Although the embodiments of the present invention have been described above, it is needless to say that the present invention is not limited to the embodiments, but can adopt various other embodiments.

[0048]

As described above, in the battery tray according to the present invention, a large number of batteries are housed in a state where they are arranged in a regular pitch at a constant pitch, and a battery test terminal is provided at the bottom of each battery housing. Since the insertion hole for insertion is provided, operations such as charging and measurement are smoothly performed in the battery testing process, and productivity is improved.

In the battery testing method according to the present invention, the shape of the partition wall or the rib of the tray is imaged by the imaging means and the pattern is recognized to identify the type of the battery and set the test conditions according to the battery. By doing so, the work efficiency in the battery test process is greatly improved as compared with the conventional case, and the productivity is further improved.

[Brief description of the drawings]

FIG. 1 is a perspective view showing a battery tray according to the present invention.

FIG. 2 is a partial plan view of the same.

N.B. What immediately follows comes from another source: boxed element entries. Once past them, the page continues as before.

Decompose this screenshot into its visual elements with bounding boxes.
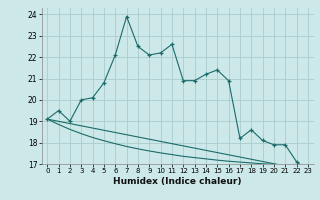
X-axis label: Humidex (Indice chaleur): Humidex (Indice chaleur)	[113, 177, 242, 186]
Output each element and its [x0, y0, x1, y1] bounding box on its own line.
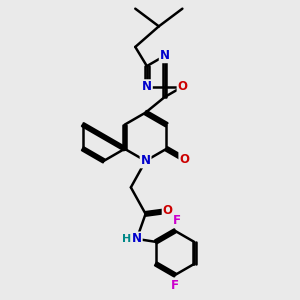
Text: O: O	[178, 80, 188, 93]
Text: F: F	[172, 214, 181, 227]
Text: O: O	[163, 205, 173, 218]
Text: N: N	[160, 49, 170, 62]
Text: H: H	[122, 234, 131, 244]
Text: F: F	[171, 279, 179, 292]
Text: N: N	[132, 232, 142, 245]
Text: N: N	[141, 154, 151, 167]
Text: O: O	[179, 153, 189, 166]
Text: N: N	[142, 80, 152, 93]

FIG. 3 is an enlarged plan view of the battery storage unit.

FIG. 4 is a sectional view taken along line AA of FIG. 3;

FIG. 5 is a partial plan view showing another example of the battery tray according to the present invention.

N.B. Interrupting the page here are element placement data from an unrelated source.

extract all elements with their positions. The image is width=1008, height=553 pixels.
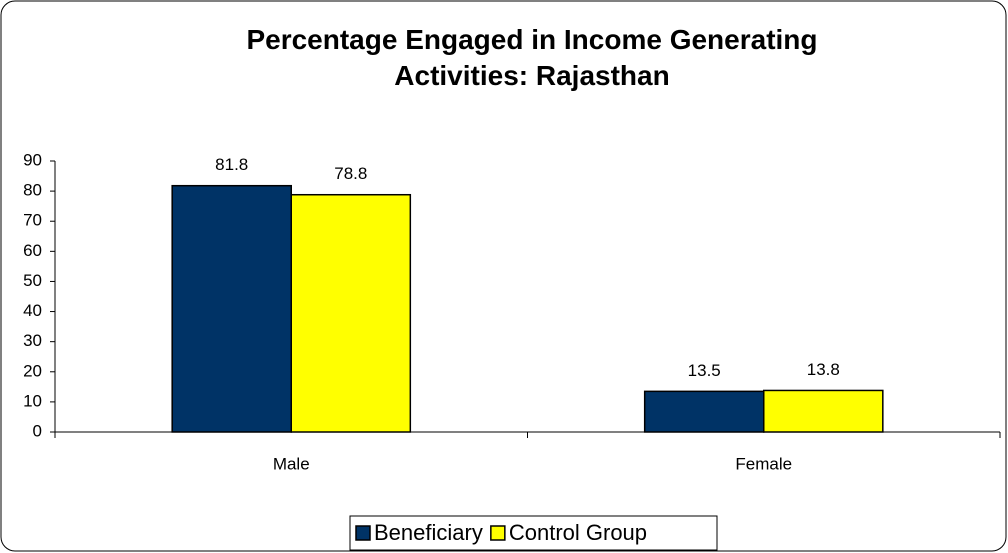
x-tick-label: Female: [735, 454, 792, 473]
y-tick-label: 0: [33, 421, 42, 440]
x-tick-label: Male: [273, 454, 310, 473]
bar: [643, 390, 765, 433]
bar: [171, 184, 292, 433]
y-tick-label: 50: [23, 271, 42, 290]
value-label: 13.8: [807, 360, 840, 379]
y-tick-label: 40: [23, 301, 42, 320]
legend-box: [349, 515, 718, 551]
value-label: 78.8: [334, 164, 367, 183]
y-tick-label: 60: [23, 241, 42, 260]
value-label: 81.8: [215, 155, 248, 174]
y-tick-label: 10: [23, 391, 42, 410]
y-tick-label: 90: [23, 150, 42, 169]
y-tick-label: 80: [23, 181, 42, 200]
legend-label: Control Group: [509, 520, 647, 545]
legend-swatch: [490, 525, 506, 541]
y-tick-label: 20: [23, 361, 42, 380]
chart-title: Percentage Engaged in Income Generating …: [246, 24, 818, 91]
y-tick-label: 70: [23, 211, 42, 230]
y-tick-label: 30: [23, 331, 42, 350]
legend-swatch: [355, 525, 371, 541]
legend-label: Beneficiary: [374, 520, 483, 545]
bar: [290, 193, 412, 433]
bar: [763, 389, 884, 433]
value-label: 13.5: [688, 361, 721, 380]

FIG. 6 is an enlarged plan view of the battery storage unit.

FIG. 7 is a sectional view taken along the line BB of FIG. 6;

FIG. 8 is an explanatory diagram of a tray loader process in a battery test process.

FIG. 9 is an explanatory view of a charging step and a measuring step.

FIG. 10 is an explanatory view of a battery test method according to the present invention.

[Explanation of symbols]

1 ‥‥ battery tray, 2 ‥‥ battery compartment, 3 ‥‥ partition,
4 ‥‥ shifting rib, 5 ‥‥ insertion hole, 22, 23 ‥‥ terminal,
30cm CCD camera (imaging means)

Claims (2)

[Claims] 1. A battery tray for transporting a large number of batteries in a battery manufacturing process, comprising: a partition wall forming a battery storage portion for storing a large number of batteries at a constant pitch; A shifting rib provided to project from the partition wall to position the battery at a predetermined storage position; and an insertion hole provided at the bottom of each battery storage portion and into which a battery test terminal is inserted. Battery tray. 2. A partition wall for forming a battery storage section for storing a large number of batteries at a constant pitch, and a partition provided at each battery storage section so as to protrude from the partition wall to position the battery at a predetermined storage position. In a battery manufacturing process in which a large number of batteries are transported using a battery tray having ribs, the shape of the partition walls and the approach ribs of the tray is imaged by an imaging unit to recognize the pattern. Identify battery type,
A battery test method in which various test conditions are set according to the battery.